O Shining Light: Old English Meditations for Advent and Christmas, introduction and commentary
by Jacob and Mamie Riyeff (Gracewing, £9.99)
In the Venerable Bede there is a passage where a pagan Saxon king likens the life of an individual to the flight of a small birds through the warm and lighted hall of a Anglo-Saxon home, in from the darkness by one window, out by another, a brief moment of life from nothing to nothing. But this when it came to the Saxons from Irish and European missionaries this was not the message of Christianity: that was a message of an eternity of God’s love.

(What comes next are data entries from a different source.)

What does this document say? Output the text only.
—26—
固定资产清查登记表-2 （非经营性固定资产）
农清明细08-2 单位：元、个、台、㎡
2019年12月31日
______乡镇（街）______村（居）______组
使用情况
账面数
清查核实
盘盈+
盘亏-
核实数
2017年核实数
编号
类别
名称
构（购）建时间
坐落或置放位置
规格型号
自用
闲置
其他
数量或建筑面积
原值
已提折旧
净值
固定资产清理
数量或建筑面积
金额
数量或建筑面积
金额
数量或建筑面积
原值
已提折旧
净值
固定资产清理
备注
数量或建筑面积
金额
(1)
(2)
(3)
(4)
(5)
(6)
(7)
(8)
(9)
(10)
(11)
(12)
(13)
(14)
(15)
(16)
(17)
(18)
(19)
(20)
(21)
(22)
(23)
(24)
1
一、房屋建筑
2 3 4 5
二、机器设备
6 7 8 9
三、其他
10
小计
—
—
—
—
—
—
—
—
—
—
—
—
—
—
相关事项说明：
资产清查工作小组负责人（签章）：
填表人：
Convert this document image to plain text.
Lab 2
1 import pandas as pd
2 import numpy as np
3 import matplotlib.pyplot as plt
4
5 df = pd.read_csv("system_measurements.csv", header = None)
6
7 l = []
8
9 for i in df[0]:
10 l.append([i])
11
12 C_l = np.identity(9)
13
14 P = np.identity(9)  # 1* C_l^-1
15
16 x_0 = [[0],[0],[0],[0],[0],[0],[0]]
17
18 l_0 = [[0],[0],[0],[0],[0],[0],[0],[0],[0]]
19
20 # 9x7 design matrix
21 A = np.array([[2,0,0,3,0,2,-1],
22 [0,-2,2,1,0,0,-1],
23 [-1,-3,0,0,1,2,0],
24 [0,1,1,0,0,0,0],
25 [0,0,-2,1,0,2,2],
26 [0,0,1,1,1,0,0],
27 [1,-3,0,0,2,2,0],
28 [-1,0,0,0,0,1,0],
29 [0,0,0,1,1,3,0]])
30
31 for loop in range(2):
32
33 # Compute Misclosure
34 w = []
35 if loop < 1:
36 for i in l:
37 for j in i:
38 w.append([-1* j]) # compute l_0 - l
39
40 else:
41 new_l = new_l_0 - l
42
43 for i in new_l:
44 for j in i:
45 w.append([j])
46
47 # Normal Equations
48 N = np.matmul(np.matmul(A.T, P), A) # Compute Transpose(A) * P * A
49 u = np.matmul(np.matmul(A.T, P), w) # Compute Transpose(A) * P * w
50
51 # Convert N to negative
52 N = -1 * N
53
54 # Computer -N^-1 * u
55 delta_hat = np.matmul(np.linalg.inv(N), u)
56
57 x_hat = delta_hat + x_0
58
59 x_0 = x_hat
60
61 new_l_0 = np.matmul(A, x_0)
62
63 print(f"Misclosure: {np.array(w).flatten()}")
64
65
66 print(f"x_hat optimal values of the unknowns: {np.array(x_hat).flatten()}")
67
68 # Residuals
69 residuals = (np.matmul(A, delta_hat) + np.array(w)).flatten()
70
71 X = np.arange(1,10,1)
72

Here in Ireland we inevitably hear and read a lot about Celtic or early Irish Christianity. This leaves many, I suspect, to think there was nothing of the same kind in the other island. But here two Americans have garnered the Christmas lyrics from the Anglo-Saxon Book of Exeter, to which they had added an introduction and commentary that provides an illuminating insight into the outlook of early Anglo-Saxon faith across the water.
The manuscript which contains them is the largest anthology of Anglo-Saxon literature that survives and dates from the 900s in part. This edition (though not a new translation – their texts are taken from an academic version of 1936) makes not only an ideal little book for Advent and Christmas reading, but a resource to dip into all the year round.
It reminds me in a way of Frank O’Connor’s album The Little Monasteries. In both books there is the voice of new faith, fresh as the dew, which is deeply appealing.